Italy means just simply Rome.  Cacio e Pepe.  Bucatini All'Amatriciana, Frascati. Nuns.  This is hard because I am still so not over the Amanda Knox thing. Yes, that was in Umbria, but Rome is the capital right?  But Cacio e Pepe…..naked statues….deep fried artichokes….so hard. Mark wants to do Venice for some future birthday.  Does that change anything? What to do?  If my parents would go along I would do Rome, but they hate traveling with me because I am impossible to travel with. Ugh.  I feel like Natalie Imbruglia.

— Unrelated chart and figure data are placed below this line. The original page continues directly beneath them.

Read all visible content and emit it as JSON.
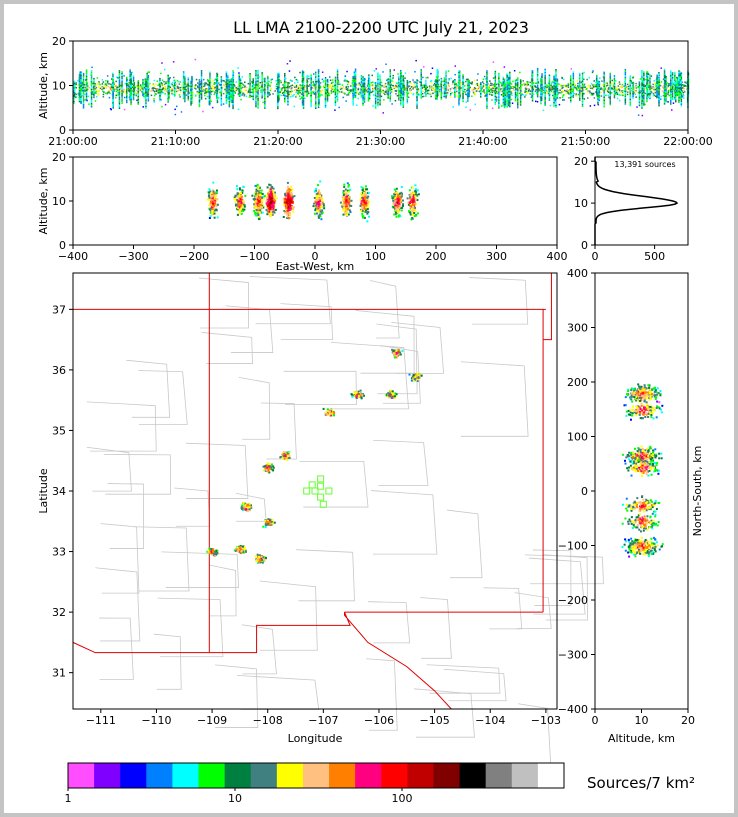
{
  "title": "LL LMA 2100-2200 UTC July 21, 2023",
  "colorbar": {
    "label": "Sources/7 km²",
    "tick_labels": [
      "1",
      "10",
      "100"
    ],
    "colors": [
      "#ff4dff",
      "#8000ff",
      "#0000ff",
      "#0080ff",
      "#00ffff",
      "#00ff00",
      "#008040",
      "#408080",
      "#ffff00",
      "#ffc080",
      "#ff8000",
      "#ff0080",
      "#ff0000",
      "#c00000",
      "#800000",
      "#000000",
      "#808080",
      "#c0c0c0",
      "#ffffff"
    ]
  },
  "chart_data": [
    {
      "id": "time-height",
      "type": "scatter",
      "xlabel": "",
      "ylabel": "Altitude, km",
      "x_tick_labels": [
        "21:00:00",
        "21:10:00",
        "21:20:00",
        "21:30:00",
        "21:40:00",
        "21:50:00",
        "22:00:00"
      ],
      "y_ticks": [
        0,
        10,
        20
      ],
      "xlim": [
        "21:00:00",
        "22:00:00"
      ],
      "ylim": [
        0,
        20
      ],
      "typical_altitude_km": [
        5,
        14
      ]
    },
    {
      "id": "east-west-altitude",
      "type": "scatter",
      "xlabel": "East-West, km",
      "ylabel": "Altitude, km",
      "x_ticks": [
        -400,
        -300,
        -200,
        -100,
        0,
        100,
        200,
        300,
        400
      ],
      "y_ticks": [
        0,
        10,
        20
      ],
      "xlim": [
        -400,
        400
      ],
      "ylim": [
        0,
        20
      ],
      "clusters_x_km": [
        -170,
        -125,
        -95,
        -75,
        -45,
        5,
        50,
        80,
        135,
        160
      ]
    },
    {
      "id": "altitude-histogram",
      "type": "line",
      "annotation": "13,391 sources",
      "x_ticks": [
        0,
        500
      ],
      "y_ticks": [
        0,
        10,
        20
      ],
      "xlim": [
        0,
        780
      ],
      "ylim": [
        0,
        21
      ],
      "peak": {
        "altitude_km": 10,
        "count": 680
      }
    },
    {
      "id": "plan-view",
      "type": "scatter",
      "xlabel": "Longitude",
      "ylabel": "Latitude",
      "x_ticks": [
        -111,
        -110,
        -109,
        -108,
        -107,
        -106,
        -105,
        -104,
        -103
      ],
      "y_ticks": [
        31,
        32,
        33,
        34,
        35,
        36,
        37
      ],
      "xlim": [
        -111.5,
        -102.8
      ],
      "ylim": [
        30.4,
        37.6
      ],
      "cells": [
        {
          "lon": -109.0,
          "lat": 33.0
        },
        {
          "lon": -108.5,
          "lat": 33.05
        },
        {
          "lon": -108.15,
          "lat": 32.9
        },
        {
          "lon": -108.0,
          "lat": 33.5
        },
        {
          "lon": -107.7,
          "lat": 34.6
        },
        {
          "lon": -108.0,
          "lat": 34.4
        },
        {
          "lon": -108.4,
          "lat": 33.75
        },
        {
          "lon": -106.9,
          "lat": 35.3
        },
        {
          "lon": -106.4,
          "lat": 35.6
        },
        {
          "lon": -105.8,
          "lat": 35.6
        },
        {
          "lon": -105.35,
          "lat": 35.9
        },
        {
          "lon": -105.7,
          "lat": 36.3
        }
      ],
      "stations": [
        {
          "lon": -107.05,
          "lat": 34.2
        },
        {
          "lon": -107.05,
          "lat": 34.08
        },
        {
          "lon": -106.9,
          "lat": 34.0
        },
        {
          "lon": -107.2,
          "lat": 34.1
        },
        {
          "lon": -107.3,
          "lat": 34.0
        },
        {
          "lon": -107.15,
          "lat": 34.0
        },
        {
          "lon": -107.05,
          "lat": 33.9
        },
        {
          "lon": -107.0,
          "lat": 33.78
        }
      ]
    },
    {
      "id": "north-south-altitude",
      "type": "scatter",
      "xlabel": "Altitude, km",
      "ylabel": "North-South, km",
      "x_ticks": [
        0,
        10,
        20
      ],
      "y_ticks": [
        -400,
        -300,
        -200,
        -100,
        0,
        100,
        200,
        300,
        400
      ],
      "xlim": [
        0,
        20
      ],
      "ylim": [
        -400,
        400
      ],
      "clusters_y_km": [
        180,
        150,
        65,
        45,
        -25,
        -55,
        -100
      ]
    }
  ]
}
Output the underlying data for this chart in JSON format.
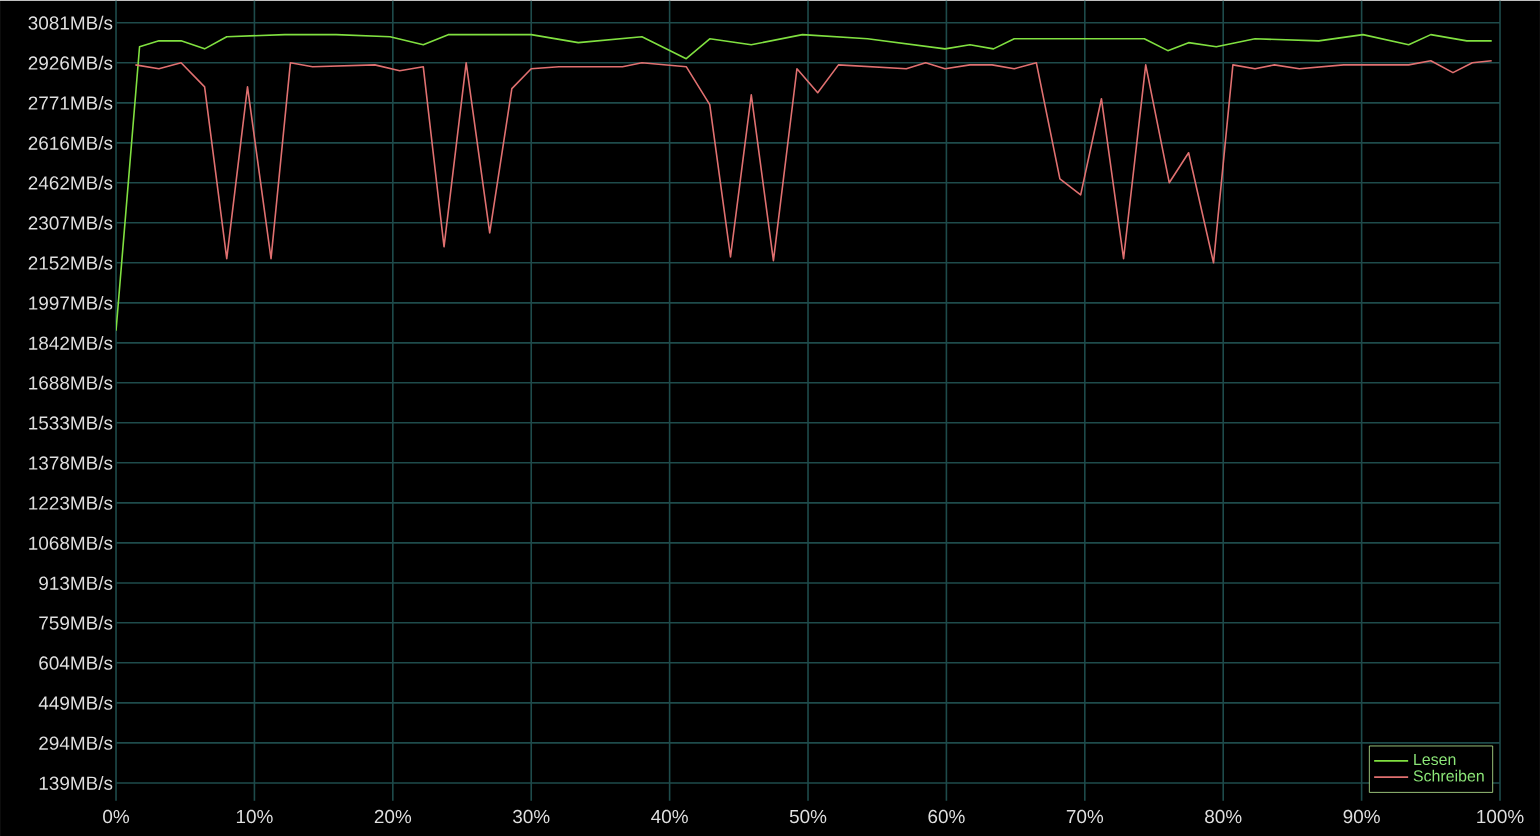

Asia was always a distant third. Mostly because I am a big chicken.  Europe is pretty easy. Everyone speaks English, there are subtitles in English on most signs, and my French and Spanish are good enough to read things.  Asia scares me. I wouldn’t be able to read anything. I can count to 20 in Okinawan but that’s all I’ve got.  Yes, they speak English in Hong Kong and Singapore, and I would love to see and eat my way through either of those cities.  But when I think about where I would want to go right now it would be Tokyo.  Shaky irradiated Tokyo.  Nope, not this time.  I would want some kind of super food based tour that would cost way too much.  I will get my Japan fix in Waikiki in December and Asia will have to wait.  Maybe I can get a trip to Beijing for work.


So, if it’s anything then it’s The Basque County or Rome. What I should really do is just go to Hawaii like a normal person.  It would be way cheaper and I could probably get some of my family to come over. 

Well, that was therapeutic.  I am almost done listening to the entire album, I am wired on coffee, and I feel like I just went on a little trip.